El origen de esta estrategia residía en la aparición de un nuevo Código Penal que reconocía la regulación legal de la insumisión tratando de ocultar la represión a la insumisión a la mili, que tan hábilmente había sido dirigida en su contra por el movimiento antimilitarista. Ya en 1994 la objeción de conciencia había sido calificada como auténtico problema de estado por el entonces ministro de defensa García Vargas, quien afirmó: «Los objetores e insumisos nos llevan a un callejón sin salida».
Por otra parte, la irrupción del proyecto de profesionalización del Ejército trasladaba a la sociedad la idea de que «el problema de los insumisos» estaba en vías de solución, restándole así a la insumisión un cierto dinamismo social. Para el MOC el debate social se alejaba de lo militar mientras que con la mili en estado terminal se conformaba el nuevo ejército profesional, disfrazado convenientemente de humanitario para justificar públicamente su existencia.

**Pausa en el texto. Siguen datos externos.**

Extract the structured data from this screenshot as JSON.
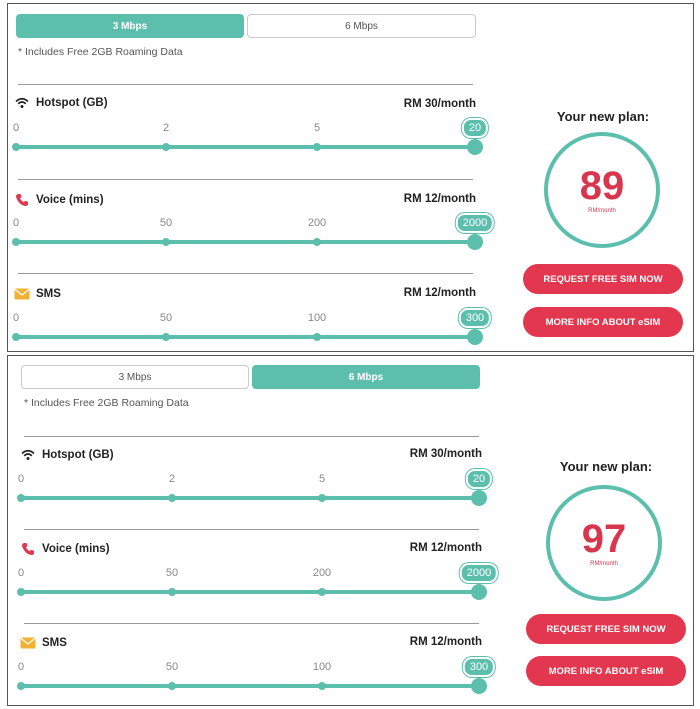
{
  "colors": {
    "accent": "#5cbfad",
    "cta": "#e3374f",
    "price_text": "#d9364e"
  },
  "panels": [
    {
      "tabs": [
        {
          "label": "3 Mbps",
          "active": true
        },
        {
          "label": "6 Mbps",
          "active": false
        }
      ],
      "note": "* Includes Free 2GB Roaming Data",
      "rows": [
        {
          "icon": "wifi-icon",
          "label": "Hotspot (GB)",
          "price": "RM 30/month",
          "ticks": [
            "0",
            "2",
            "5"
          ],
          "value": "20"
        },
        {
          "icon": "phone-icon",
          "label": "Voice (mins)",
          "price": "RM 12/month",
          "ticks": [
            "0",
            "50",
            "200"
          ],
          "value": "2000"
        },
        {
          "icon": "envelope-icon",
          "label": "SMS",
          "price": "RM 12/month",
          "ticks": [
            "0",
            "50",
            "100"
          ],
          "value": "300"
        }
      ],
      "plan": {
        "title": "Your new plan:",
        "amount": "89",
        "unit": "RM/month"
      },
      "buttons": {
        "request": "REQUEST FREE SIM NOW",
        "info": "MORE INFO ABOUT eSIM"
      }
    },
    {
      "tabs": [
        {
          "label": "3 Mbps",
          "active": false
        },
        {
          "label": "6 Mbps",
          "active": true
        }
      ],
      "note": "* Includes Free 2GB Roaming Data",
      "rows": [
        {
          "icon": "wifi-icon",
          "label": "Hotspot (GB)",
          "price": "RM 30/month",
          "ticks": [
            "0",
            "2",
            "5"
          ],
          "value": "20"
        },
        {
          "icon": "phone-icon",
          "label": "Voice (mins)",
          "price": "RM 12/month",
          "ticks": [
            "0",
            "50",
            "200"
          ],
          "value": "2000"
        },
        {
          "icon": "envelope-icon",
          "label": "SMS",
          "price": "RM 12/month",
          "ticks": [
            "0",
            "50",
            "100"
          ],
          "value": "300"
        }
      ],
      "plan": {
        "title": "Your new plan:",
        "amount": "97",
        "unit": "RM/month"
      },
      "buttons": {
        "request": "REQUEST FREE SIM NOW",
        "info": "MORE INFO ABOUT eSIM"
      }
    }
  ]
}
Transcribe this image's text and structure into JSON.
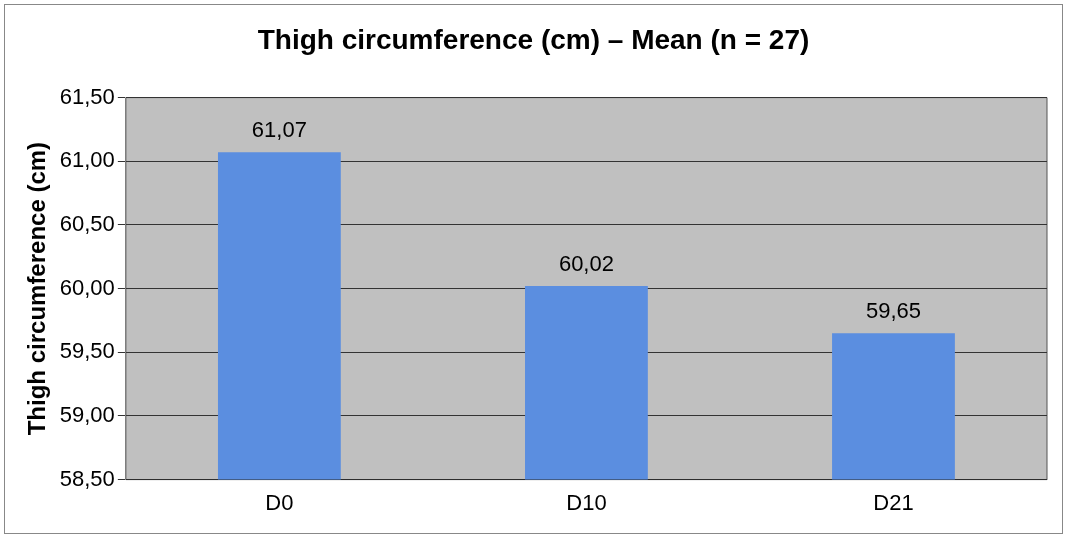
{
  "chart_data": {
    "type": "bar",
    "title": "Thigh circumference (cm) – Mean (n = 27)",
    "ylabel": "Thigh circumference (cm)",
    "categories": [
      "D0",
      "D10",
      "D21"
    ],
    "values": [
      61.07,
      60.02,
      59.65
    ],
    "color": "#5b8ee0",
    "value_labels": [
      "61,07",
      "60,02",
      "59,65"
    ],
    "ylim": [
      58.5,
      61.5
    ],
    "yticks": [
      {
        "value": 58.5,
        "label": "58,50"
      },
      {
        "value": 59,
        "label": "59,00"
      },
      {
        "value": 59.5,
        "label": "59,50"
      },
      {
        "value": 60,
        "label": "60,00"
      },
      {
        "value": 60.5,
        "label": "60,50"
      },
      {
        "value": 61,
        "label": "61,00"
      },
      {
        "value": 61.5,
        "label": "61,50"
      }
    ],
    "grid": "y",
    "legend": false
  }
}
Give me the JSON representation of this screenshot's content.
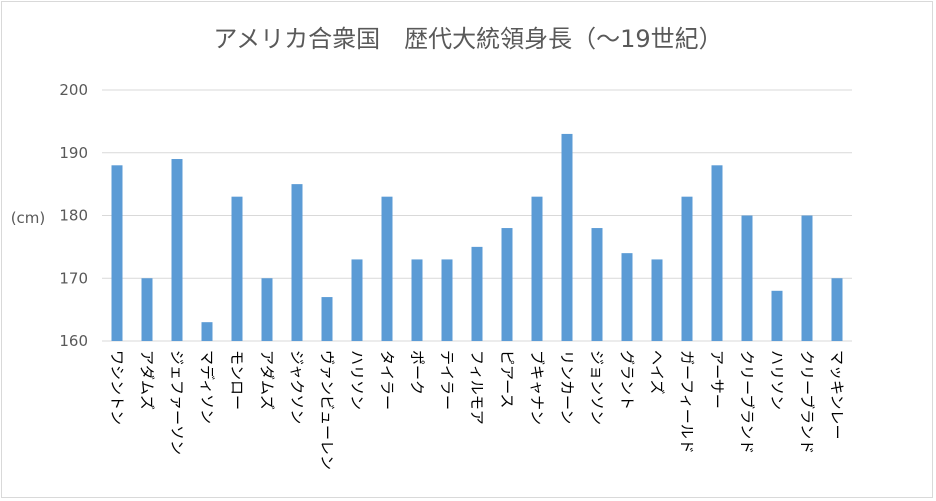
{
  "chart_data": {
    "type": "bar",
    "title": "アメリカ合衆国　歴代大統領身長（～19世紀）",
    "xlabel": "",
    "ylabel": "(cm)",
    "ylim": [
      160,
      200
    ],
    "yticks": [
      160,
      170,
      180,
      190,
      200
    ],
    "grid": true,
    "legend": "none",
    "bar_color": "#5b9bd5",
    "categories": [
      "ワシントン",
      "アダムズ",
      "ジェファーソン",
      "マディソン",
      "モンロー",
      "アダムズ",
      "ジャクソン",
      "ヴァンビューレン",
      "ハリソン",
      "タイラー",
      "ポーク",
      "テイラー",
      "フィルモア",
      "ピアース",
      "ブキャナン",
      "リンカーン",
      "ジョンソン",
      "グラント",
      "ヘイズ",
      "ガーフィールド",
      "アーサー",
      "クリーブランド",
      "ハリソン",
      "クリーブランド",
      "マッキンレー"
    ],
    "values": [
      188,
      170,
      189,
      163,
      183,
      170,
      185,
      167,
      173,
      183,
      173,
      173,
      175,
      178,
      183,
      193,
      178,
      174,
      173,
      183,
      188,
      180,
      168,
      180,
      170
    ]
  }
}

Ante esta nueva situación y animados por sus recientes éxitos, los grupos antimilitaristas no podían permanecer pasivos y acordaron un esfuerzo renovado, un nuevo desafío en forma de "Insumisión en los cuarteles" llamando a recobrar el impulso y la ilusión, a renovar el discurso antimilitarista y sus prácticas. A finales del 2000, según datos oficiales, fueron 945.195 los objetores reconocidos por el Ministerio de Justicia, y 940.000 los que evitaron la mili y la prestación sustitutoria con diferentes tipos de prórroga. Además, estudios recientes estiman la cifra total de insumisos en unos 50.000, de los que 1.670 se enfrentaron a la cárcel a lo largo de 12 años de lucha.